(Edited in response to Did and PrithiviRaj's comments.)
$$
\begin{aligned}
f_x (0,0) &= \lim_{h \to 0} \frac{f(h,0)-f(0,0)}{h} \\
&= \lim_{h \to 0} \frac{0\sin\frac1h - 0}{h} = 0
\end{aligned} \\
\begin{aligned}
f_y (0,0) &= \lim_{k \to 0} \frac{f(0,k)-f(0,0)}{k} \\
&= \lim_{k \to 0} \frac{k - 0}{k} = 1
\end{aligned}
$$
In the definition of differentiability, approach the point $(0,0)$ via the curve $y = x^2$ to see that the limit
$$ \lim_{(h,k) \to (0,0)} \frac{f(h,k) - f(0,0) - 0 \cdot h - 1 \cdot k}{\sqrt{h^2+k^2}} \tag{*} \label1$$
can't be defined.

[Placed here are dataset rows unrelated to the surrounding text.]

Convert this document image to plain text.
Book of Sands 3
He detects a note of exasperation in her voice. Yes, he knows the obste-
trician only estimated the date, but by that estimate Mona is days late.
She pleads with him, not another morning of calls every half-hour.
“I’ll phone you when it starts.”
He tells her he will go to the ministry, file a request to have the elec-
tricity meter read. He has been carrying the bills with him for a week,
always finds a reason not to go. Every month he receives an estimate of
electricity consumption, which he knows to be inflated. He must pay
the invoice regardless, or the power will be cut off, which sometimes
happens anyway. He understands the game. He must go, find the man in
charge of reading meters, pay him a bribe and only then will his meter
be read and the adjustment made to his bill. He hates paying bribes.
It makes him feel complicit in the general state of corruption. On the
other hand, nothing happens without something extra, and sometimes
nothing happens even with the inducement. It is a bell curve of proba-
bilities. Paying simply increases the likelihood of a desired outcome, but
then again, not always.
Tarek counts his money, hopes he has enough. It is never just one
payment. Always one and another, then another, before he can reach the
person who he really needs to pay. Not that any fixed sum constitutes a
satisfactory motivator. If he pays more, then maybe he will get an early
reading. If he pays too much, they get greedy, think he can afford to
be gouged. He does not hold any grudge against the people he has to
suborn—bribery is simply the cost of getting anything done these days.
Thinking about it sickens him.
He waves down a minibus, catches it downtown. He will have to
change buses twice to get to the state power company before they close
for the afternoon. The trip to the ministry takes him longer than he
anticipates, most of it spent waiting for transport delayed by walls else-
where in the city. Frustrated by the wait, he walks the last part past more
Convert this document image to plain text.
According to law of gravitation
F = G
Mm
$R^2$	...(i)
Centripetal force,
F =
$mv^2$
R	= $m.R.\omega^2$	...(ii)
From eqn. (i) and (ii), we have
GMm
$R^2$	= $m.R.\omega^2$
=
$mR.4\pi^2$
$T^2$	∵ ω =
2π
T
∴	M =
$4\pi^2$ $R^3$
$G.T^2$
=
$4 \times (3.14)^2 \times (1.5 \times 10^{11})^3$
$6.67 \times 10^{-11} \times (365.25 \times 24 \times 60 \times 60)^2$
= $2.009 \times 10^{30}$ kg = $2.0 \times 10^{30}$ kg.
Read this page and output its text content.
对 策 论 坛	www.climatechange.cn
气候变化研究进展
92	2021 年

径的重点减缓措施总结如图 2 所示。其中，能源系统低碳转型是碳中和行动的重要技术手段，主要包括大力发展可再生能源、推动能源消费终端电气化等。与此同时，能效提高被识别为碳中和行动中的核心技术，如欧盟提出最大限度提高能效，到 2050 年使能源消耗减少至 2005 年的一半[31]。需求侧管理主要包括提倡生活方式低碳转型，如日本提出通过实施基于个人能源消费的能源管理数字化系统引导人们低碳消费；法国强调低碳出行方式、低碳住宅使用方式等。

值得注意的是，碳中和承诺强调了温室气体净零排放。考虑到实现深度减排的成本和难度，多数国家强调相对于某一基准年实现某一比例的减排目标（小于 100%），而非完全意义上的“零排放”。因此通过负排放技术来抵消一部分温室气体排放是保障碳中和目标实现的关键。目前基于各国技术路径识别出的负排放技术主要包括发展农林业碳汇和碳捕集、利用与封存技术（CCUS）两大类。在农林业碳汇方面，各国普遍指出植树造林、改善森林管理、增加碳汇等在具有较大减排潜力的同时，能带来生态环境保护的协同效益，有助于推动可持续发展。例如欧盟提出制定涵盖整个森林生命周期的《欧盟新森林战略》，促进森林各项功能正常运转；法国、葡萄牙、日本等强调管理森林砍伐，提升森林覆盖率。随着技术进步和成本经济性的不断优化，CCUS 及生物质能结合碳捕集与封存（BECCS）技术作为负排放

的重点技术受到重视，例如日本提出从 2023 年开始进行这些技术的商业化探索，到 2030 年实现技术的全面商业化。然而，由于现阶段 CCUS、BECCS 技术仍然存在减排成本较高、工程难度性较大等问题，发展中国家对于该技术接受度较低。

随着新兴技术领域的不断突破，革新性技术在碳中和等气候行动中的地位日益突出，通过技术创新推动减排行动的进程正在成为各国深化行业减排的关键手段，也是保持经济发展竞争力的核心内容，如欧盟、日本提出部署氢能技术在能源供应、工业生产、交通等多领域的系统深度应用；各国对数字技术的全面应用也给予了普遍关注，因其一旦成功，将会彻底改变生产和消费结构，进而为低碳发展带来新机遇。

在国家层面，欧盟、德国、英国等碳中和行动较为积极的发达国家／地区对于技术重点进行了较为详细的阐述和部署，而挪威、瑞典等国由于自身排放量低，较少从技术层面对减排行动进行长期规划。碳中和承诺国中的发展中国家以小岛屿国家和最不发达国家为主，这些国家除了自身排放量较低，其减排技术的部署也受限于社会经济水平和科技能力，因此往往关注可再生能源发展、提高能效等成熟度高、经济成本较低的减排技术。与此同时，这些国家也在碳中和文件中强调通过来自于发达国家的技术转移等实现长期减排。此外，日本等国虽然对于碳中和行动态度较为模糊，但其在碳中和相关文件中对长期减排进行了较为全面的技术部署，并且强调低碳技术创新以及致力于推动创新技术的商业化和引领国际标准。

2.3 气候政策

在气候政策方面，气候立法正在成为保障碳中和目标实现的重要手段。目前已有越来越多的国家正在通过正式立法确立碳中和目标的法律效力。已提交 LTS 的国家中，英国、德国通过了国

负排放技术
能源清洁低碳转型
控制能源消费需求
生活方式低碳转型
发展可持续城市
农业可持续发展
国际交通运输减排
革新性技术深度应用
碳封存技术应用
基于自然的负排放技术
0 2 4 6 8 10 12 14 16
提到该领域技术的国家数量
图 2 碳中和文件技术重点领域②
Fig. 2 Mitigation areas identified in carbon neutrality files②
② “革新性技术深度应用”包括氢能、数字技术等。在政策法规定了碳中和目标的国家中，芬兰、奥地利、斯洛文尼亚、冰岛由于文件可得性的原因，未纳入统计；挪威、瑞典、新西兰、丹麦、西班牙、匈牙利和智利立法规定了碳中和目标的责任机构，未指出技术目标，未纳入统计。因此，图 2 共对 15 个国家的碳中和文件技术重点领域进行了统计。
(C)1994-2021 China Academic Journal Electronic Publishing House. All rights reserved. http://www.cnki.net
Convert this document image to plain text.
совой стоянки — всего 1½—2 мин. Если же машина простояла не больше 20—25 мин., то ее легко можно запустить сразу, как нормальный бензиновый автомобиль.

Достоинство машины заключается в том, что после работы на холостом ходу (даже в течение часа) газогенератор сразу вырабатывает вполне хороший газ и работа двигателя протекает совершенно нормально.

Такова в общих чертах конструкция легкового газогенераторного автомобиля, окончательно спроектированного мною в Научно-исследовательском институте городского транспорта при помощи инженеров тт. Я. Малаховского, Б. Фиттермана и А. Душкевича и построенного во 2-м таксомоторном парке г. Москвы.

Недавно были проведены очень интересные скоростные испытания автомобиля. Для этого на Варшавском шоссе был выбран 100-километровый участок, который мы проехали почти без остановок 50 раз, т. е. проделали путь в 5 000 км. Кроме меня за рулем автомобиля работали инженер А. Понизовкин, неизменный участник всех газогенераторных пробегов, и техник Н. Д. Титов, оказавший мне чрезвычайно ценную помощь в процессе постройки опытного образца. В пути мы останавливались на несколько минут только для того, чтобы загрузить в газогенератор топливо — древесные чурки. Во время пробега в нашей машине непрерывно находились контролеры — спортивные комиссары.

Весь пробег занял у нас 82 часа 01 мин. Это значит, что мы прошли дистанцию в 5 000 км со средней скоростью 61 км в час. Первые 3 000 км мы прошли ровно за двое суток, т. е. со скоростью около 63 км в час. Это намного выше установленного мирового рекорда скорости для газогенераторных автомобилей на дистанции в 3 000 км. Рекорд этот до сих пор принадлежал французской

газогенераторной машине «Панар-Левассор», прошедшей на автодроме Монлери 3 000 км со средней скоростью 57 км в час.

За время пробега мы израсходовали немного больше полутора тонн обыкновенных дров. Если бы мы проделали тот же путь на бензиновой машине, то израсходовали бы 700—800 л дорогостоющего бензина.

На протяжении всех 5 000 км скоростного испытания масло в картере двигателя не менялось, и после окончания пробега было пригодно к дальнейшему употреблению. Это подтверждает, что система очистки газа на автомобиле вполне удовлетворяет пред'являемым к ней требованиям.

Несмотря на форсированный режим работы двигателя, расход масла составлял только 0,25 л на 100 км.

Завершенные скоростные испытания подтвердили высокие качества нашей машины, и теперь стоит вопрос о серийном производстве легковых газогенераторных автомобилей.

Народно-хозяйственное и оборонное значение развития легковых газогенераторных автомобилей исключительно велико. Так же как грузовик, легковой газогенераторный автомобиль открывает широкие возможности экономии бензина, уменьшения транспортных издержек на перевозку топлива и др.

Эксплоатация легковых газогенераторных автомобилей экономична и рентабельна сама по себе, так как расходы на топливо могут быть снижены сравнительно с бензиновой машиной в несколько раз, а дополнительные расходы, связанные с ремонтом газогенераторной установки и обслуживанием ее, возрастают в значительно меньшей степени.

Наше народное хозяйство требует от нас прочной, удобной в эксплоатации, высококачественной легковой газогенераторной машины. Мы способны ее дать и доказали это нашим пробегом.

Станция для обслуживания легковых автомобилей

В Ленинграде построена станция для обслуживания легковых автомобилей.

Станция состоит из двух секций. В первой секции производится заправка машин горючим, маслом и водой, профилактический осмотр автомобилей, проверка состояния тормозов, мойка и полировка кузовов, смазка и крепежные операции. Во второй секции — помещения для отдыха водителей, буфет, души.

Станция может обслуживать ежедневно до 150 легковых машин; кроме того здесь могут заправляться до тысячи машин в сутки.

Take $k = h^2$.
\begin{equation}
\begin{aligned}
\frac{f(h,h^2)-f(0,0)-h^2}{\sqrt{h^2+h^4}}
&= \frac{h^2 (\sin \frac{1}{h} - 1)}{\sqrt{h^2+h^4}} \\
&= \frac{\sin\frac{1}{h} - 1}{\sqrt{1 + \frac{1}{h^2}}}
\end{aligned}
\tag{$h\ne0$}
\label{df1}
\end{equation}
Observe that the denominator $\sqrt{1+1/h^2} \to 1$ as $h \to 0$, but
the limit of $\sin(1/h)$ is undefined.
To see this,
- take $h_n = 1/(n\pi)$ so that $h_n\to0$ and $\sin(1/h_n) = 0$; but
- take $h'_n = 1/((2n+1/2)\pi)$ so that $h'_n\to0$ and $\sin(1/h'_n) = 1$.
Hence \eqref{1} is undefined, and $f$ is not differentiable at $(0,0)$.